Foam Systems have been traditionally used to provide fire protection in the chemical and petroleum industries as well as in militarywater-mist-small installations. The overall effectiveness of current fixed-foam systems which incorporate aspirating - type nozzles and blower-type foam generators is limited since they are unable to provide foam with high injection velocities.
Further, the foam produced employing traditional systems is not as stable and consistent. Expansion ratios are not as high as desired for some applications , because the air to generate foam at the nozzle which comes from the fire environment may be contaminated.
However, if compressed air is used for foam generation, the foam possesses superior quality and substantial injection velocity as well as requiring a much smaller quantity of water and foam concentrates. Compressed Air Foam (CAF) is generated by injecting air under pressure into a foam solution stream.
The process of moving the solution and air mixture through the hose or piping , if done correctly , forms a foam, The energy for the CAF comes from the combined momentum of the foam solution and air. One significant advantage of such systems is the increased momentum of the foam, enabling it to penetrate flames and reach the fuel surface. Another advantage of CAF is that it possesses greater stability with respect to drainage (foam does not collapse easily) than air-aspirated foams, since it is characterized by a narrow distribution of bubble sizes. Early attempts to adapt CAF to fixed installations failed, owing to two fundamental difficulties :
First traditional sprinkler - type nozzles cannot distribute compressed-air foam without collapsing it.

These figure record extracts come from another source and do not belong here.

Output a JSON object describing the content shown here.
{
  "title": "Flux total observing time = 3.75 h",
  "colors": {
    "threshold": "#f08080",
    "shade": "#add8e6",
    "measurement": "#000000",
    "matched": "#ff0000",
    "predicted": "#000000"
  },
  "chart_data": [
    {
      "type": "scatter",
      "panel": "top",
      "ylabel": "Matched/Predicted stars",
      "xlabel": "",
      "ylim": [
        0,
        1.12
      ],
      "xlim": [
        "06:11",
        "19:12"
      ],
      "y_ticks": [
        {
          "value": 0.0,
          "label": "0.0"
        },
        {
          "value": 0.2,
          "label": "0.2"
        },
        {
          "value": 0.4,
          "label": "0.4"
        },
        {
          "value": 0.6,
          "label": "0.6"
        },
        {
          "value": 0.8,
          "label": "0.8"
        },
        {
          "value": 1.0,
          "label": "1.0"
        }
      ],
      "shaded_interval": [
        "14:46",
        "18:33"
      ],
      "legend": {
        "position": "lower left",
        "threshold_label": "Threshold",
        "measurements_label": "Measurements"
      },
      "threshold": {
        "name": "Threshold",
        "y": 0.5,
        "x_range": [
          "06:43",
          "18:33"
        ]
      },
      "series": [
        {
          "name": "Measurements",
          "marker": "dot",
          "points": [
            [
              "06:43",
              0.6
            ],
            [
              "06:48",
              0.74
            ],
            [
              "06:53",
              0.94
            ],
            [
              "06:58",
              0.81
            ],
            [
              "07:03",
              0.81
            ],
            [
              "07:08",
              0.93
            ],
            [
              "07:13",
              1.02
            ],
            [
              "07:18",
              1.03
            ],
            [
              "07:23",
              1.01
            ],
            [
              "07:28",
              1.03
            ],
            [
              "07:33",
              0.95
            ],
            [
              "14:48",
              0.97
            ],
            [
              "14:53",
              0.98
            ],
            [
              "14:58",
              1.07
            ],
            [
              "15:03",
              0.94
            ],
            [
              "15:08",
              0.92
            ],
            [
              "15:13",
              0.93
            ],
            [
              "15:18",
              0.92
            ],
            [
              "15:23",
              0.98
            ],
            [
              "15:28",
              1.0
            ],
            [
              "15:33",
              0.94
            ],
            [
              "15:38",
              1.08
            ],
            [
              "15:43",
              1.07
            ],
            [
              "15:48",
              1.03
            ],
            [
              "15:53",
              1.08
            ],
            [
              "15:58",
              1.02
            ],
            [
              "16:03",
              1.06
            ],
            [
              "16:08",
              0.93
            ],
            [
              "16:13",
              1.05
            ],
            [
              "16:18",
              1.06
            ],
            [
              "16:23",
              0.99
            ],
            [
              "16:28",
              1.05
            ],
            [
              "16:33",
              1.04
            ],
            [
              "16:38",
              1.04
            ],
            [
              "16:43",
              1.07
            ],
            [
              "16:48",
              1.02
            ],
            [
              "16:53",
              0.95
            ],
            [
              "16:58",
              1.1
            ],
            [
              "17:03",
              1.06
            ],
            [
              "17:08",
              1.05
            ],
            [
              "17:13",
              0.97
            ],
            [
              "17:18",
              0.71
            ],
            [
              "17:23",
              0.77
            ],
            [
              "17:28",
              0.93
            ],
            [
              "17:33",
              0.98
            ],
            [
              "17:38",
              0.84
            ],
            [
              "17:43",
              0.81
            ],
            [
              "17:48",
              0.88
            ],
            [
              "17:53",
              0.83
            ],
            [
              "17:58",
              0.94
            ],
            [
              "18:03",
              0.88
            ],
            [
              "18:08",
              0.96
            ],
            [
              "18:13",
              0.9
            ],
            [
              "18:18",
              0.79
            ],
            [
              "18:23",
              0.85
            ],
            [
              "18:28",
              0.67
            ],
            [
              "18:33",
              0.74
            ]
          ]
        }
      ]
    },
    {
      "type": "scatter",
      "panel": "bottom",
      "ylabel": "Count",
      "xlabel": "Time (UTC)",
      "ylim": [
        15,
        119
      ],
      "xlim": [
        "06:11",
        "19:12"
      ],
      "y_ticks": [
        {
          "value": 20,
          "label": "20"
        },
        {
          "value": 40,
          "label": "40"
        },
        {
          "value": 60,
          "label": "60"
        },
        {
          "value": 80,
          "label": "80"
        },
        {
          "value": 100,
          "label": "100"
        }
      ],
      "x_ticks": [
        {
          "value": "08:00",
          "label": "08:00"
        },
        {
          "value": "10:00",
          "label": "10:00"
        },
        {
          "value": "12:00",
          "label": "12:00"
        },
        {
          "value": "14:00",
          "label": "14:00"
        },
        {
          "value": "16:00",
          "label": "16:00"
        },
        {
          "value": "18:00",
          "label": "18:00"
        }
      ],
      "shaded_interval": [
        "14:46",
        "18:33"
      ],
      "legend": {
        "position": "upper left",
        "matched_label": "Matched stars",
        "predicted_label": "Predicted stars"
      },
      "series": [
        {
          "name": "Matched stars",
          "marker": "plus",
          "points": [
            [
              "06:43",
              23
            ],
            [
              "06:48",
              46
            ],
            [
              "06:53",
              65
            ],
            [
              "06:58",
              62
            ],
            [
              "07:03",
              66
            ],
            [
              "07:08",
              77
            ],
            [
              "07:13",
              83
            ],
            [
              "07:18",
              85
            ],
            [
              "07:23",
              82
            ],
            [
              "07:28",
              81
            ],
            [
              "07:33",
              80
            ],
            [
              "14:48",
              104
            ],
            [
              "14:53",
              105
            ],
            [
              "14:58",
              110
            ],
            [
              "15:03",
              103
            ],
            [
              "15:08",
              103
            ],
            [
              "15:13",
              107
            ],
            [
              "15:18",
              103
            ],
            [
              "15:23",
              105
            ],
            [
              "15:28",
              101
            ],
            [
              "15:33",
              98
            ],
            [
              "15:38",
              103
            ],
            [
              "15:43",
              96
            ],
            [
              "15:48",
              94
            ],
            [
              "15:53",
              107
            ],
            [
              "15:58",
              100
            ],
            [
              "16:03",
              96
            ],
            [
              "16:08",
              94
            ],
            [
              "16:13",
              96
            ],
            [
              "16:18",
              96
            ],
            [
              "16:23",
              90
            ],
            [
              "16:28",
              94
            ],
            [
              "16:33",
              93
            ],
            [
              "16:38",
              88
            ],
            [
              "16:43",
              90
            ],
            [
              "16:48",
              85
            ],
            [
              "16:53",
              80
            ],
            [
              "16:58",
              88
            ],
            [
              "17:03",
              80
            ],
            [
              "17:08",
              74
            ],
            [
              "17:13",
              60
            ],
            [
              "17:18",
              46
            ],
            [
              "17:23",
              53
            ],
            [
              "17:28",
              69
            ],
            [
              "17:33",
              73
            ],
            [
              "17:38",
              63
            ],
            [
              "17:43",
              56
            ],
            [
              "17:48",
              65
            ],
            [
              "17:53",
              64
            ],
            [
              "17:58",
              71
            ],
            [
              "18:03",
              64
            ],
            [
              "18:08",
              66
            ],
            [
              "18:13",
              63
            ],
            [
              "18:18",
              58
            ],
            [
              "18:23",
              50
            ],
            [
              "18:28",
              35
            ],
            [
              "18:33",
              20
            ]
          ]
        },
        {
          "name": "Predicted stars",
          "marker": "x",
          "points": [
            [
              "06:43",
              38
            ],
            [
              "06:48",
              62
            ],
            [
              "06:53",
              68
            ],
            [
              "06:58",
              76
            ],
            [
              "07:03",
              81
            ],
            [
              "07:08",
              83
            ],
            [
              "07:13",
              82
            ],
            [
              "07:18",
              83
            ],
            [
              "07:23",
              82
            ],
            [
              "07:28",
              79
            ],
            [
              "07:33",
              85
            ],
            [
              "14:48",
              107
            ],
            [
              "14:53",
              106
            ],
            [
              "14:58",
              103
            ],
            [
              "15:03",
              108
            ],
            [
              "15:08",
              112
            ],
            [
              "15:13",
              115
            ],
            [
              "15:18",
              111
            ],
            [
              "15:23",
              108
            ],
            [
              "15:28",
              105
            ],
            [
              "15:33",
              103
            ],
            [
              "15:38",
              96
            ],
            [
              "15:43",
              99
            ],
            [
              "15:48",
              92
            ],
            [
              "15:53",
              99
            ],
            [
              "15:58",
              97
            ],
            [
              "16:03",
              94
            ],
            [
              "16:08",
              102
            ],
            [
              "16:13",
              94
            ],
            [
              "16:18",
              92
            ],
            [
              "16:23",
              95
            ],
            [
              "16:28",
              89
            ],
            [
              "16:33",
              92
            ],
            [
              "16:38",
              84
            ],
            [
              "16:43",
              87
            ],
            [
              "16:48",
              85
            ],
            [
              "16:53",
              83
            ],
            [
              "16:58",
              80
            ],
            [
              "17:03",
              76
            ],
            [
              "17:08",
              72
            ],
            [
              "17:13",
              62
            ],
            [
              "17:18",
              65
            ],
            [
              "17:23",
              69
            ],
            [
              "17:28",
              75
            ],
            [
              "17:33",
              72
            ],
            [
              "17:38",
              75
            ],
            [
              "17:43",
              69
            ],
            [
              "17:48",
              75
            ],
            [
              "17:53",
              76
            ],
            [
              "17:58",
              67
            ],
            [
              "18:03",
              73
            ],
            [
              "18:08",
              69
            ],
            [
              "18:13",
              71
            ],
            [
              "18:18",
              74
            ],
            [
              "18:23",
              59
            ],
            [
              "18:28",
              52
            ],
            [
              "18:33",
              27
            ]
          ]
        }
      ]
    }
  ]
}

Secondly, the foam itself degenerates in fixed piping.
To overcome these difficulties, a means of producing CAF using class A and Class B foam concentrates in a fixed piping system using a innovative distribution nozzle was developed. Foam break up which prevented the development of this technology in the past was avoided by careful engineering design of the nozzle and the piping system.
Full-scale fire test were conducted to evaluate the performance of a prototype CAF system.
The test demonstrated the superior performance of the CAFS system in extinguishing both liquid fuel and wood crib fires, using smaller amount of water. Also, CAF requires a smaller amount of foam concentrate to provide effective suppression compared to systems based on air-aspirated nozzles. Assessment of prototype CAF system, proved the superiority in extinguishing simulated fuel spill and transformer fires.
CAF systems are now being developed for a wide range of commercial applications.